We conducted a meta-analysis combining the evidence for the association between the use of antidepressants in the first trimester of pregnancy and the risk of miscarriage. Eligible studies were identified by a search in the PubMed and Embase databases from 2000 to February 2021, based on the Preferred Reporting Items for Systematic Reviews and Meta-Analyses (PRISMA) guidelines (online supplemental appendix).15 The combined effect was estimated with the random effects model and Episheet software (figure 3).16
Figure 3Forest plot showing risk ratio and 95% confidence interval (CI) for each study included in the meta-analysis. A random effects model was used. Computing measures of heterogeneity (τ2=0.039 and Q=223.28) showed low heterogeneity apart from the study by Johansen, but removing this study did not change the overall estimate of risk ratio substantially
The weighted estimate for the risk ratio of miscarriage in those who received treatment with antidepressants was 1.41 (95% confidence interval 1.22 to 1.63). To evaluate if this estimate is potentially biased by unmeasured confounding, we applied the E value, which we estimated at 2.17. Thus the unmeasured confounders must be associated with both use of antidepressants and risk of miscarriage by a risk ratio of at least 2.17 to fully explain away the observed risk ratio of 1.41. Tobacco and alcohol are prevalent and plausible confounders associated with both miscarriage and depression and hence with the use of antidepressants (figure 1).17–20 We used these confounders in our application of the E value method. Petersen et al estimated that the risk of substantial (>35 units/week) alcohol use and use of antidepressants was RREU=10.25.18 Sundermann et al found that alcohol use (>35 units/week) increased the risk of miscarriage (RRUD=3.1).17 Because both estimates are stronger than the calculated E value, substantial alcohol use could explain the observed association between the use of antidepressants and risk of miscarriage.
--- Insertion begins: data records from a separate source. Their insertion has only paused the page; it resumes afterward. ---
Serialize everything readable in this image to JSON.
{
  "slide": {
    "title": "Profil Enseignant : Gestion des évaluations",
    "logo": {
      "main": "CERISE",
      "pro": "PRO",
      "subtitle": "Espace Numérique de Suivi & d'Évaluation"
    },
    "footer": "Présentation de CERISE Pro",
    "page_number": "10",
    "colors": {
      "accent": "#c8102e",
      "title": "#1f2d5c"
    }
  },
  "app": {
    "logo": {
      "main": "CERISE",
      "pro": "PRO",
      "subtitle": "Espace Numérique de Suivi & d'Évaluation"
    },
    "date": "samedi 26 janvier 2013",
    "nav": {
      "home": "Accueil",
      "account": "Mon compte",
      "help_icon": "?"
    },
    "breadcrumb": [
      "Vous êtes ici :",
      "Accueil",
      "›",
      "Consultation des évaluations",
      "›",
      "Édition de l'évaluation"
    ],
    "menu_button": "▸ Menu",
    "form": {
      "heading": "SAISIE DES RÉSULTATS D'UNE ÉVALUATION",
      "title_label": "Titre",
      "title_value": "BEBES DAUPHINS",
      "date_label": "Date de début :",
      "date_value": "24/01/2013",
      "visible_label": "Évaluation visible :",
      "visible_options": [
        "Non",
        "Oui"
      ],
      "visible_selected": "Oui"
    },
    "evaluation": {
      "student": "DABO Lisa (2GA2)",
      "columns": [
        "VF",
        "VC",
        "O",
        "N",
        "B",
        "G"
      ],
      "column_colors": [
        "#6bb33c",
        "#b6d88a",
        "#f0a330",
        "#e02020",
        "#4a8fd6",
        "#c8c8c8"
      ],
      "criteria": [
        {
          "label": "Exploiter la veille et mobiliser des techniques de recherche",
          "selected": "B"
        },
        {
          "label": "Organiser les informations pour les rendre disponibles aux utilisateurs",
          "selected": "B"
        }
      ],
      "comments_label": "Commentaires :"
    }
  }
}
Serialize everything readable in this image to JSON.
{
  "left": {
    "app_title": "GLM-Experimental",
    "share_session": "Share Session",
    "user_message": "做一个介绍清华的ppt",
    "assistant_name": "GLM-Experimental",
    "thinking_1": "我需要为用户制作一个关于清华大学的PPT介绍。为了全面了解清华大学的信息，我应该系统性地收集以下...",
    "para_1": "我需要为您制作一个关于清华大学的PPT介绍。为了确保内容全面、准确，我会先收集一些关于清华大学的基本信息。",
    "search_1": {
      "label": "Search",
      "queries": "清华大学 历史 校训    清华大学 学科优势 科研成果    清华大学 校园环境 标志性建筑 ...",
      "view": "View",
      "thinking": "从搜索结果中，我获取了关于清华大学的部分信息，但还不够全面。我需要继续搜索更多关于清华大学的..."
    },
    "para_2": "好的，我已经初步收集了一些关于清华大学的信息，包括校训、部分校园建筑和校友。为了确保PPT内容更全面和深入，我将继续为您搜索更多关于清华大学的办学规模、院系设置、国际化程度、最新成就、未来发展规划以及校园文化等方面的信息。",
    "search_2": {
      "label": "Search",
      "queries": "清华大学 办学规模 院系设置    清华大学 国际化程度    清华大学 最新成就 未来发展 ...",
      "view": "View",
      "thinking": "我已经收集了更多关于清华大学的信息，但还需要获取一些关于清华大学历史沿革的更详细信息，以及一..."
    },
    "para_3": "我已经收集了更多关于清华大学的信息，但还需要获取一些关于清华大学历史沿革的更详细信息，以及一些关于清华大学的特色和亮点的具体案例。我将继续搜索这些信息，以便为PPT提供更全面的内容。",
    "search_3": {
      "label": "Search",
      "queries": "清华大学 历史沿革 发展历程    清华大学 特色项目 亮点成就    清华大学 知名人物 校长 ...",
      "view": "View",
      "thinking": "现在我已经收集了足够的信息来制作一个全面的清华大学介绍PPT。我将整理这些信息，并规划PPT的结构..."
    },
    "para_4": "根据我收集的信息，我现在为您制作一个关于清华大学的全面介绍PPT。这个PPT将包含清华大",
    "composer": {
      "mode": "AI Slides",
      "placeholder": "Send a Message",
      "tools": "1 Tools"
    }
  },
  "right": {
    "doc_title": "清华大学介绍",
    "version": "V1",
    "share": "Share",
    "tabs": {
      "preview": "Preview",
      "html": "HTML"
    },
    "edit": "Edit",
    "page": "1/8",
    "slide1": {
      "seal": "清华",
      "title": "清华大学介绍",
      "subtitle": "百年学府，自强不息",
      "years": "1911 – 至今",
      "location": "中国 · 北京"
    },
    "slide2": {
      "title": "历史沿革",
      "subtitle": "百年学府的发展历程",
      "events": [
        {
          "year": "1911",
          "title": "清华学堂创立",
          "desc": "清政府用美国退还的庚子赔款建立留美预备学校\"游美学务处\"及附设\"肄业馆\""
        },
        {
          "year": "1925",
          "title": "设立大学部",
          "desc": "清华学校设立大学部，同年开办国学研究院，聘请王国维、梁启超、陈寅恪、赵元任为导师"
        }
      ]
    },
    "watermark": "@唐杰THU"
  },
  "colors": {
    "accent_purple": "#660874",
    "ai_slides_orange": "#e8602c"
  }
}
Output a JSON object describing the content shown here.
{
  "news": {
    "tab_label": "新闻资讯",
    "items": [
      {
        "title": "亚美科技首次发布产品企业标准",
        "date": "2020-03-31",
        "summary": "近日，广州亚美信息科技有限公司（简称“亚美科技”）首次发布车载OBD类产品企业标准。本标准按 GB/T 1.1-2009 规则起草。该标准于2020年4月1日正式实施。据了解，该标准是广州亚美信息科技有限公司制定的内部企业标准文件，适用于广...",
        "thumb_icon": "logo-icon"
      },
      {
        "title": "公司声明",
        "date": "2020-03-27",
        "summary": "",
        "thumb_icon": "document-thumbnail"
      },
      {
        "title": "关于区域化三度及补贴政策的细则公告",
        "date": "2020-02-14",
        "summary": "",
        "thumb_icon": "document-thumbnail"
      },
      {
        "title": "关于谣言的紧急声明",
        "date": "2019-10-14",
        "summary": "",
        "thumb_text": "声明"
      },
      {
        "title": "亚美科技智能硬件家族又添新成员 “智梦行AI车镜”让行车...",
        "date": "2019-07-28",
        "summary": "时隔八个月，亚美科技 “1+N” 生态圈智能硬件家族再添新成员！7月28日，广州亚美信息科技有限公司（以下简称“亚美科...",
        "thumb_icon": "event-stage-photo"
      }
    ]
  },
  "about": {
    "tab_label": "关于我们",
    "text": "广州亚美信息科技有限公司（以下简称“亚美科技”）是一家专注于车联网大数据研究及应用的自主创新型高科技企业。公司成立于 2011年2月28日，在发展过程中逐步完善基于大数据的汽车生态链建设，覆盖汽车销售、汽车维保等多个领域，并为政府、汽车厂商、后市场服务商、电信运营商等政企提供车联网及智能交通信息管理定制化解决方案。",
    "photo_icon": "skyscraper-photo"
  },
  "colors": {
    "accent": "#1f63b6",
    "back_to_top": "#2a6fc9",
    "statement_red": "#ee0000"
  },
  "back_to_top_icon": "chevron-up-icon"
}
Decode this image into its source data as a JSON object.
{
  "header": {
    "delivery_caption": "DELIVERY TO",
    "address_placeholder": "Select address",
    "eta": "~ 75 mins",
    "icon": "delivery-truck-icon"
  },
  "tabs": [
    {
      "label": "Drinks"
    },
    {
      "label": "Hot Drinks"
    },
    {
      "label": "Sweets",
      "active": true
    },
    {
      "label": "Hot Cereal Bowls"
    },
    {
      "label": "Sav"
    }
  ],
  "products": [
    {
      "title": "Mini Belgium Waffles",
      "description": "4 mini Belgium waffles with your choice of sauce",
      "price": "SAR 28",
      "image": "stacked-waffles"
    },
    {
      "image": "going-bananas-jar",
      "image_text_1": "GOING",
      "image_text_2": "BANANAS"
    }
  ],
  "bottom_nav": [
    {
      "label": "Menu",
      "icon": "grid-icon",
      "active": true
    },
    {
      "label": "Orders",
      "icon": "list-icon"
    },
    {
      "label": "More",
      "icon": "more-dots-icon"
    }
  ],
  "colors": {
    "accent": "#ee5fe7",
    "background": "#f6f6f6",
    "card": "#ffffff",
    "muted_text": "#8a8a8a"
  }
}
Based on data from Johansen et al, we estimated that the association between smoking and use of antidepressants was RREU=2.06.21 Because the risk ratio was <2.17 (the E value), smoking could not fully explain the association when applying the E value method. By using the joint bounding factor, however, smoking could still explain the observed association if the association between smoking and miscarriage is sufficient. Figure 4 shows the different combinations of RREU and RRUD that jointly would have the minimum strength required to explain the association.
Figure 4Different combinations of RREU and RRUD that jointly would have the minimum strength required to explain the observed association in the meta-analysis. RREU=strength of association between the unmeasured confounder and exposure; RRUD=strength of association between the unmeasured confounder and outcome
Smoking had an RREU value of 2.06, which requires RRUD=2.3 to fully explain the association. Pineles et al found an increased risk of miscarriage associated with smoking of 1.32.19 Because this value is below the required RRUD of 2.3, smoking is unlikely to explain the observed risk ratio of 1.41 on its own. The E value can similarly be applied to the results of any individual study.